Lacking this information can be a serious barrier at almost any point along the effort. When developing work restrictions, transitional duty, or accommodations, job data is critical, and time is of the essence to keep the employee on-track for a timely RTW.
Too many employers don’t fund job descriptions; perhaps they think vendors should pay for this, or the business case for job descriptions is too complex. Whatever the reason, absence professionals too often must find ways to facilitate RTW efforts with an outdated job description, or nothing at all.

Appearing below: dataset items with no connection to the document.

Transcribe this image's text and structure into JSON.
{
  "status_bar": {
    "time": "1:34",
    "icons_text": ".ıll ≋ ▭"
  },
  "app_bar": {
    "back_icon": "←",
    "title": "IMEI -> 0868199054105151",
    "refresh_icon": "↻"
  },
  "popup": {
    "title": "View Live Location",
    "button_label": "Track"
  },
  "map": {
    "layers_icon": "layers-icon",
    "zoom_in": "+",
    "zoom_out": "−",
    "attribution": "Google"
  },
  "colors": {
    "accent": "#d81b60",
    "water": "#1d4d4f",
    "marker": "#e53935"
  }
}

When that happens and employers don’t have the ideal of annually updated job descriptions, how do they keep moving forward toward RTW? Federal agencies provide data based on extensive occupational research that can give case managers surprisingly detailed job demands. These tools provide an excellent basis for informed conversations with the employee to plan RTW.
Classifying jobs into general categories is often a first step to understanding an employee’s activities at work, such as the amount of weight they need to lift or the amount of sitting or walking at the worksite. The Dictionary of Occupational Titles (DOT)1 by the U.S. Department of Labor is commonly used to classify jobs.
This standardized occupational information was first published in 1939 to support job placement activities and contained information on more than 17,500 jobs categorized into 550 occupational groups. The most recent version (the 4th edition) was published in 1977, with the last update occurring in 1991. Needless to say, jobs, titles, and their associated activities have changed significantly since then.